At security vendor Prevx, malware researchers on December 12 2007 pointed to a massive increase in computers infected with rootkit.

Prevx, which obtained its latest results by testing more than 725,000 end users' systems, found that about 14% of the company-owned computers had at least one kind of rootkit infection. InfoWorld published this on December 12, 2007.

Rootkit is a malware that other infections on a computer often bury or drop. The stealthy rootkit then makes changes to the infected computer's operating system to conceal itself from the user as well as the security products deployed on the system. The malware is able to dodge detection and acquire complete control over an infected PC to enable miscreants to remotely watch, record, alter, capture and transfer information keyed or saved on it.

No sooner is a rootkit installed, it disables computer firewalls and conventional security systems on the system. Most types of rootkits don't display any symptoms and therefore, remain wholly undetected by traditional anti-spyware and anti-virus software.
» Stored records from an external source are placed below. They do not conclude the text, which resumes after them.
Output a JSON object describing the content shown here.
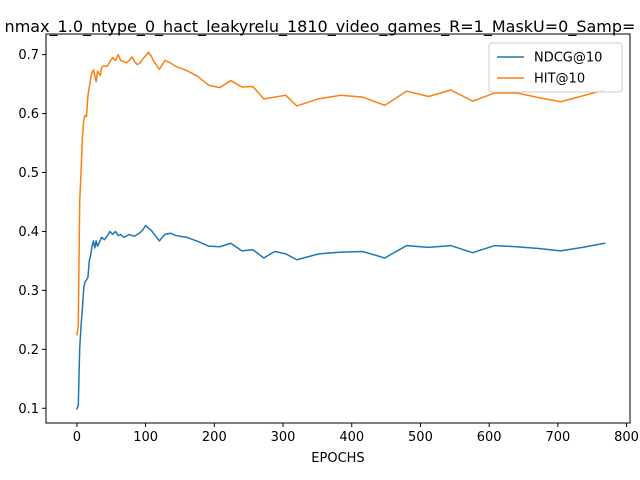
{
  "chart_data": {
    "type": "line",
    "title": "nmax_1.0_ntype_0_hact_leakyrelu_1810_video_games_R=1_MaskU=0_Samp=",
    "xlabel": "EPOCHS",
    "ylabel": "",
    "xlim": [
      -45,
      805
    ],
    "ylim": [
      0.075,
      0.735
    ],
    "xticks": [
      0,
      100,
      200,
      300,
      400,
      500,
      600,
      700,
      800
    ],
    "yticks": [
      0.1,
      0.2,
      0.3,
      0.4,
      0.5,
      0.6,
      0.7
    ],
    "grid": false,
    "legend": "top-right",
    "series": [
      {
        "name": "NDCG@10",
        "color": "#1f77b4",
        "x": [
          0,
          2,
          4,
          6,
          8,
          10,
          12,
          14,
          16,
          18,
          20,
          22,
          24,
          26,
          28,
          30,
          32,
          34,
          36,
          40,
          44,
          48,
          52,
          56,
          60,
          64,
          68,
          72,
          76,
          80,
          84,
          88,
          92,
          96,
          100,
          104,
          108,
          112,
          116,
          120,
          128,
          136,
          144,
          160,
          176,
          192,
          208,
          224,
          240,
          256,
          272,
          288,
          304,
          320,
          352,
          384,
          416,
          448,
          480,
          512,
          544,
          576,
          608,
          640,
          672,
          704,
          736,
          768
        ],
        "y": [
          0.099,
          0.105,
          0.2,
          0.24,
          0.27,
          0.305,
          0.315,
          0.318,
          0.322,
          0.35,
          0.36,
          0.375,
          0.384,
          0.372,
          0.384,
          0.375,
          0.38,
          0.385,
          0.39,
          0.386,
          0.392,
          0.4,
          0.395,
          0.4,
          0.393,
          0.395,
          0.39,
          0.392,
          0.395,
          0.393,
          0.392,
          0.395,
          0.398,
          0.403,
          0.41,
          0.406,
          0.402,
          0.396,
          0.39,
          0.384,
          0.395,
          0.397,
          0.393,
          0.39,
          0.383,
          0.375,
          0.374,
          0.38,
          0.367,
          0.369,
          0.355,
          0.366,
          0.362,
          0.352,
          0.362,
          0.365,
          0.366,
          0.355,
          0.376,
          0.373,
          0.376,
          0.364,
          0.376,
          0.374,
          0.371,
          0.367,
          0.373,
          0.38
        ]
      },
      {
        "name": "HIT@10",
        "color": "#ff7f0e",
        "x": [
          0,
          2,
          4,
          6,
          8,
          10,
          12,
          14,
          16,
          18,
          20,
          22,
          24,
          26,
          28,
          30,
          32,
          34,
          36,
          40,
          44,
          48,
          52,
          56,
          60,
          64,
          68,
          72,
          76,
          80,
          84,
          88,
          92,
          96,
          100,
          104,
          108,
          112,
          116,
          120,
          128,
          136,
          144,
          160,
          176,
          192,
          208,
          224,
          240,
          256,
          272,
          288,
          304,
          320,
          352,
          384,
          416,
          448,
          480,
          512,
          544,
          576,
          608,
          640,
          672,
          704,
          736,
          768
        ],
        "y": [
          0.225,
          0.24,
          0.45,
          0.5,
          0.56,
          0.59,
          0.597,
          0.595,
          0.63,
          0.645,
          0.66,
          0.67,
          0.674,
          0.665,
          0.654,
          0.672,
          0.668,
          0.665,
          0.679,
          0.681,
          0.68,
          0.688,
          0.695,
          0.69,
          0.7,
          0.69,
          0.688,
          0.686,
          0.69,
          0.696,
          0.688,
          0.683,
          0.686,
          0.693,
          0.698,
          0.704,
          0.698,
          0.688,
          0.682,
          0.675,
          0.69,
          0.686,
          0.68,
          0.673,
          0.663,
          0.648,
          0.644,
          0.656,
          0.645,
          0.646,
          0.625,
          0.628,
          0.631,
          0.613,
          0.625,
          0.631,
          0.628,
          0.614,
          0.638,
          0.629,
          0.64,
          0.621,
          0.635,
          0.635,
          0.627,
          0.62,
          0.63,
          0.64
        ]
      }
    ]
  }
}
According to Prevx, in October 2007, 15.6% of computers were detected to have rootkit and the figure increased to 22% by early December this year.

Director of malware research for Prevx, Jacques Erasmus, commented in a press release of the company that the growth of rootkits has started. EMediaWire published the release on December 12, 2007.

According to the security vendor, 114,891 new computer owners using rootkit detection applications took effect from December 1, 2007. Of those computers, 1,678 still had significant rootkit contaminants. That is equivalent of approximately 1 in 70 computers making it 15 times more than the previously estimated 1 in 1,000 computers with rootkit infection.

During the first week or so of December 2007, Prevx's findings featured as many as 93 companies. Of that, 68 operated one or two infected computers and 13 companies ran one or two computers with rootkit infections.

Prevx's CEO, Mel Morris, put down in a research note that many computers might be harboring rootkits despite businesses and users using up-to-date anti-spyware and anti-virus products. InfoWorld published the note on December 12, 2007.